- Directed by: Josef Rusnak
- Screenplay by: Gregory Gieras
- Produced by: Steven Paul
- Starring: Jon Voight; Teri Polo; Dermot Mulroney;
- Cinematography: Eric Maddison
- Edited by: David Checel
- Music by: Mario Grigorov
- Release date: 30 January 2012 (United Kingdom);
- Running time: 90 minutes
- Country: United States
- Language: English

= Beyond (2012 film) =

Beyond is a 2012 psychological thriller film starring Jon Voight, Teri Polo, and Dermot Mulroney.
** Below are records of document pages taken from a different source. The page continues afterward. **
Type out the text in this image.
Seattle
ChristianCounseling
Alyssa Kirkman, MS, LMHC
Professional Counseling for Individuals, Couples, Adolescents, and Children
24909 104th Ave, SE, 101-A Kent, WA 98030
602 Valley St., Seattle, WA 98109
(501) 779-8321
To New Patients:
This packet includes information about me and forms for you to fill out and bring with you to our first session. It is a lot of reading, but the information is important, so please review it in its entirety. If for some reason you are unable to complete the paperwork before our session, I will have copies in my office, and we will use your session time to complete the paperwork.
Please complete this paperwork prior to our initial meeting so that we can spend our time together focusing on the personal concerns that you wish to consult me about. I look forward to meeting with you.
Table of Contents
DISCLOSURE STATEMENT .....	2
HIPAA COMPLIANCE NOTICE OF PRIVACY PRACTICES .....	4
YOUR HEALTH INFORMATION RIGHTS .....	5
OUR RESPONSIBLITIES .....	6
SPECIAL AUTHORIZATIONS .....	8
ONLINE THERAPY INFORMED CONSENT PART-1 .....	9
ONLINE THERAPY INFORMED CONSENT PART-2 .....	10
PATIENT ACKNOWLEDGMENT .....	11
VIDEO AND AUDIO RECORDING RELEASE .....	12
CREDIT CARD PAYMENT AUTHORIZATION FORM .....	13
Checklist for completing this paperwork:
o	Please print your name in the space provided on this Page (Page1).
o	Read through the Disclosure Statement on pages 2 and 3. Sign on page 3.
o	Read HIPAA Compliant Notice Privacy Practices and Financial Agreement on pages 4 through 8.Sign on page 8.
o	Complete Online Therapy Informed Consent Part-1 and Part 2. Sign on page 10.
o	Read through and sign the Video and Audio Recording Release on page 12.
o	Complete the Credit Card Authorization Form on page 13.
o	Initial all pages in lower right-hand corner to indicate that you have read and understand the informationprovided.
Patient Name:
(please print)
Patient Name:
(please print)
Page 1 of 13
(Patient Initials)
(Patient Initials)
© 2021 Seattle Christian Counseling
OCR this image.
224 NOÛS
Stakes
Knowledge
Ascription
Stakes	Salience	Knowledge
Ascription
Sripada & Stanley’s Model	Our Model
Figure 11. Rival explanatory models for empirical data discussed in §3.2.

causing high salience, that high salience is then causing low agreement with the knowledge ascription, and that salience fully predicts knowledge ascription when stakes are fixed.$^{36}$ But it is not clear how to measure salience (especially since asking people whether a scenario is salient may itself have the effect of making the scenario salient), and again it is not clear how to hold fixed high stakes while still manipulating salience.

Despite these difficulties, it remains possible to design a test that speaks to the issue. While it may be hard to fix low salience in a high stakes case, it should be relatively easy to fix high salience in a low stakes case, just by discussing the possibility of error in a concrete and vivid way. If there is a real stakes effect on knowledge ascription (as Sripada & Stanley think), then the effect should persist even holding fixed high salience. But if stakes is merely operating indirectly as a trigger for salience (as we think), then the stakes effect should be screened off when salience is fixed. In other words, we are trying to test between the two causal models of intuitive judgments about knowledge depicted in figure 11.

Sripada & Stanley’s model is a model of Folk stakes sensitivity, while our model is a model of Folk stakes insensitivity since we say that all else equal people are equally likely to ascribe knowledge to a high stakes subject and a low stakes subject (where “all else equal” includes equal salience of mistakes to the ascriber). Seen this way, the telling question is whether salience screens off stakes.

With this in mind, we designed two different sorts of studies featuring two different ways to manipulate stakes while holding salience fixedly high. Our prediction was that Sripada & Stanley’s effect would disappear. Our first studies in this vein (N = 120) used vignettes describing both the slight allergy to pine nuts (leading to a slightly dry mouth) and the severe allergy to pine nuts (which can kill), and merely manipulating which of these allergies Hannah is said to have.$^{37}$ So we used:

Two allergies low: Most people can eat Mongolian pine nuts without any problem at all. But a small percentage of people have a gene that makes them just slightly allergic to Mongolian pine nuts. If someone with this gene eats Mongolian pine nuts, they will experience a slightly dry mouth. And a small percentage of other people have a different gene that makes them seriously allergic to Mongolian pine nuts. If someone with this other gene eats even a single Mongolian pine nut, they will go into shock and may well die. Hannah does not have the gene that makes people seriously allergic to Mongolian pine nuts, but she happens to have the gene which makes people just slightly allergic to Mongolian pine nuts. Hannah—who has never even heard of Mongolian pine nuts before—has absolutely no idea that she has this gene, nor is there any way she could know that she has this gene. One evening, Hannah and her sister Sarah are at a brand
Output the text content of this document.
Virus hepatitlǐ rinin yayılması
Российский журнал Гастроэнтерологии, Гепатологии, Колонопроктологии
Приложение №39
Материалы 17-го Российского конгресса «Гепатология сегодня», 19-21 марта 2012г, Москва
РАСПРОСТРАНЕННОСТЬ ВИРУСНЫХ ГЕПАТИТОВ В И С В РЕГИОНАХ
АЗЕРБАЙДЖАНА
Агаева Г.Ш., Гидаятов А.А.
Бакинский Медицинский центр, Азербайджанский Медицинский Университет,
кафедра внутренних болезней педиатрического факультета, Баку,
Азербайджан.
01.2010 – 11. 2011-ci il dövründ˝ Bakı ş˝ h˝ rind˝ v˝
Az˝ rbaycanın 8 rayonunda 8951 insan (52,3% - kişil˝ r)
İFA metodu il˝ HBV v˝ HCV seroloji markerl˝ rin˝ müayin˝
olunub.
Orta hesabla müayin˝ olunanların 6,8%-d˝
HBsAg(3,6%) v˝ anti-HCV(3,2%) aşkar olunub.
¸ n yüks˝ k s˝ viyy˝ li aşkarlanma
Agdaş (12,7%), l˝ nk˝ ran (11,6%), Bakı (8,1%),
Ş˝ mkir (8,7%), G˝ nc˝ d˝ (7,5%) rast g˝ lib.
The film, directed by Josef Rusnak, was shot entirely on location in Anchorage, Alaska.

==Plot==
A detective searching for a missing child is approached by a radio psychic who claims to be able to see visions through the child's eyes.

==Cast==
- Jon Voight as Detective Jon Koski
- Teri Polo as Sarah Noble
- Ben Crowley as Jim Noble
- Chloe Lesslie as Amy Noble
- Dermot Mulroney as Officer Jack Musker
- Julian Morris as Farley Connors
- Skyler Shaye as Megan
- Brett Baker as Gavin

==Release==
The film was released directly to DVD in the UK on 30 Jan 2012, Germany on 30 Mar 2012, and the US on 22 May 2012.

==Reception==
Chris Holt of Starburst rated it 5/10 stars and wrote, "...no matter how entertaining it may be, nobody would ever be convinced it had a chance in cinemas". Tyler Foster of DVD Talk rated it 2/5 stars and wrote, "Even though it doesn't make any serious mistakes or missteps, there's also nothing special about it; this is assembly-line entertainment to its very core." Gordon Sullivan of DVD Verdict described it as "just another by-the-numbers thriller" but recommended it to fans of Voight.